As outlined above, the Geoheritage Tool-kit is used to determine whether an area can be proposed for geoconservation at a Regional, National or International level either as a geosite, a SSSI, or as a geopark. If a geological site is relatively small, and consists of geological features that are not extensive (e.g. a fossil site, sedimentary structures, etc.), depending on their significance, the area may be designated as a geosite (e.g., sedimentary features in Cambrian rocks), or a SSSI (e.g., the coloured phacopid trilobite). These would be small, isolated occurrences of a given important geological feature. In the Anti-Atlas, there are numerous sites that can be designated as geosites or SSSI (Table 1). The results of applying the Geoheritage Tool-kit to the Anti-Atlas are summarised in Fig. 12.

Fig. 12
figure 12

The Geoheritage tool-kit of Fig. 4 applied to the Anti-Atlas.

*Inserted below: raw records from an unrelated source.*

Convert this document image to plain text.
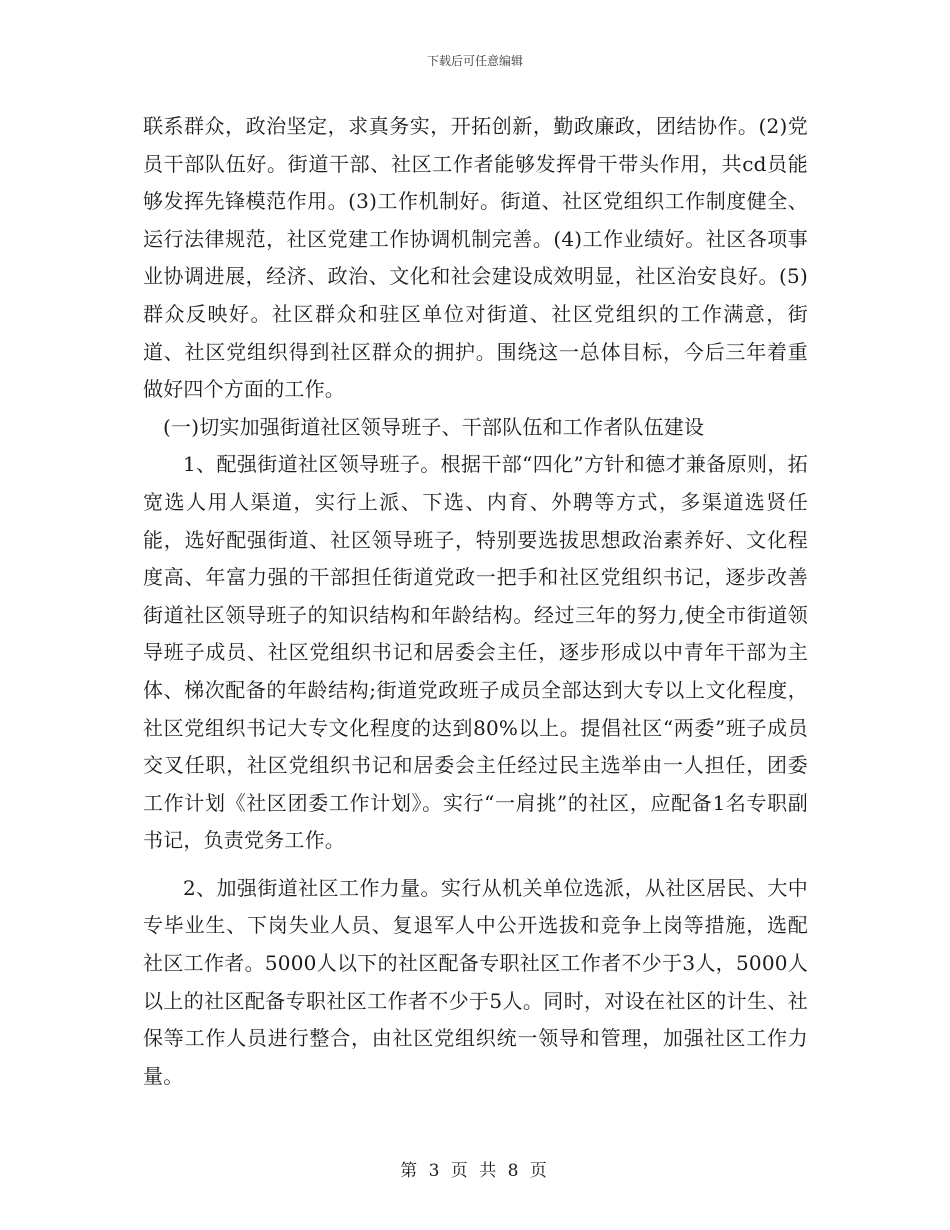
下载后可任意编辑

联系群众，政治坚定，求真务实，开拓创新，勤政廉政，团结协作。(2)党员干部队伍好。街道干部、社区工作者能够发挥骨干带头作用，共cd员能够发挥先锋模范作用。(3)工作机制好。街道、社区党组织工作制度健全、运行法律规范，社区党建工作协调机制完善。(4)工作业绩好。社区各项事业协调进展，经济、政治、文化和社会建设成效明显，社区治安良好。(5)群众反映好。社区群众和驻区单位对街道、社区党组织的工作满意，街道、社区党组织得到社区群众的拥护。围绕这一总体目标，今后三年着重做好四个方面的工作。

(一)切实加强街道社区领导班子、干部队伍和工作者队伍建设

1、配强街道社区领导班子。根据干部“四化”方针和德才兼备原则，拓宽选人用人渠道，实行上派、下选、内育、外聘等方式，多渠道选贤任能，选好配强街道、社区领导班子，特别要选拔思想政治素养好、文化程度高、年富力强的干部担任街道党政一把手和社区党组织书记，逐步改善街道社区领导班子的知识结构和年龄结构。经过三年的努力,使全市街道领导班子成员、社区党组织书记和居委会主任，逐步形成以中青年干部为主体、梯次配备的年龄结构;街道党政班子成员全部达到大专以上文化程度，社区党组织书记大专文化程度的达到80%以上。提倡社区“两委”班子成员交叉任职，社区党组织书记和居委会主任经过民主选举由一人担任，团委工作计划《社区团委工作计划》。实行“一肩挑”的社区，应配备1名专职副书记，负责党务工作。

2、加强街道社区工作力量。实行从机关单位选派，从社区居民、大中专毕业生、下岗失业人员、复退军人中公开选拔和竞争上岗等措施，选配社区工作者。5000人以下的社区配备专职社区工作者不少于3人，5000人以上的社区配备专职社区工作者不少于5人。同时，对设在社区的计生、社保等工作人员进行整合，由社区党组织统一领导和管理，加强社区工作力量。

第 3 页 共 8 页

In inset a, categories of geoheritage applicable to this area are highlighted in grey (four categories of sites are present in various localities in the Anti-Atlas). In inset b, selected geological features that have geoheritage significance from the Anti-Atlas are illustrated, graded in decreasing scale from left to right. In inset c. all features listed in Table 1 are allocated to a level of significance

Full size image

If there are a number of geological features in an area (e.g., the corridor of Precambrian inliers), or if an area manifests an integrated ensemble of geological features (e.g., Zenaga Inlier, Errami et al. 2013a), or if the geological feature is expressed over a large area (e.g., the Appalachian-style of folding), the geological feature(s) or the ensemble may qualify to be viewed as a geopark. The area may be proposed for geoconservation as a geopark especially if there is a range of inter-related geological features that all ranked highly in assessment of significance.

Given the range of inter-related geological features in the AA region, there is a need for geoconservation of individual features and for an integrated geoconservation system of these inter-related ensembles. Thus, in terms of geoconservation, addressing the various features of geoheritage value in different areas of the AA that individually rank from Regional, National to International significance, can be best achieved in many locations by viewing systems as geoparks. In this context, many areas should be viewed as Global geoparks, or African geoparks, or National and/or Regional geoparks. Table 1 lists areas and geological features that are fulfilling criteria for geoparks.

6 Conclusion

The preliminary inventory of sites of geoheritage significance of the AA geological region, using the Geoheritage Tool-kit approach, assigns a level of significance to geological features and, from there, they can be allocated to geosites, to Sites of Special Scientific Interest (SSSI) and/or to geoparks. The geology of the Anti-Atlas was used as a case study because it contains a wide variety of geological features ranging in size from regional scale to fine scale, and varying in significance from International to Regional. Thereafter, in the geoconservation of the identified geosites, SSSI, and potential geoparks, the next step is to inscribe these sites as formal geoconservation sites, and to integrate some of them into the cultural context of the region. For instance, the first interpretative panel of the Bou-Azzer inlier is in progress in collaboration with a local association. The next stage for geoconservation and geoheritage in the Anti-Atlas is to focus on each inlier to identify further sites of geoheritage significance (Errami et al. 2013a).

This paper has emphasised the unique geological setting of Morocco, and the global importance of many sites within the Anti-Atlas. In this context, given their importance, and the current commercial and tourist exploitation of numerous sites, it is clear that many geologically-important areas are in urgent need of protection. All fossiliferous sites are in this category. Adequate capacity building of the local communities and stakeholders will help to increase the awareness about the necessity for the protection and valorisation of their geoheritage.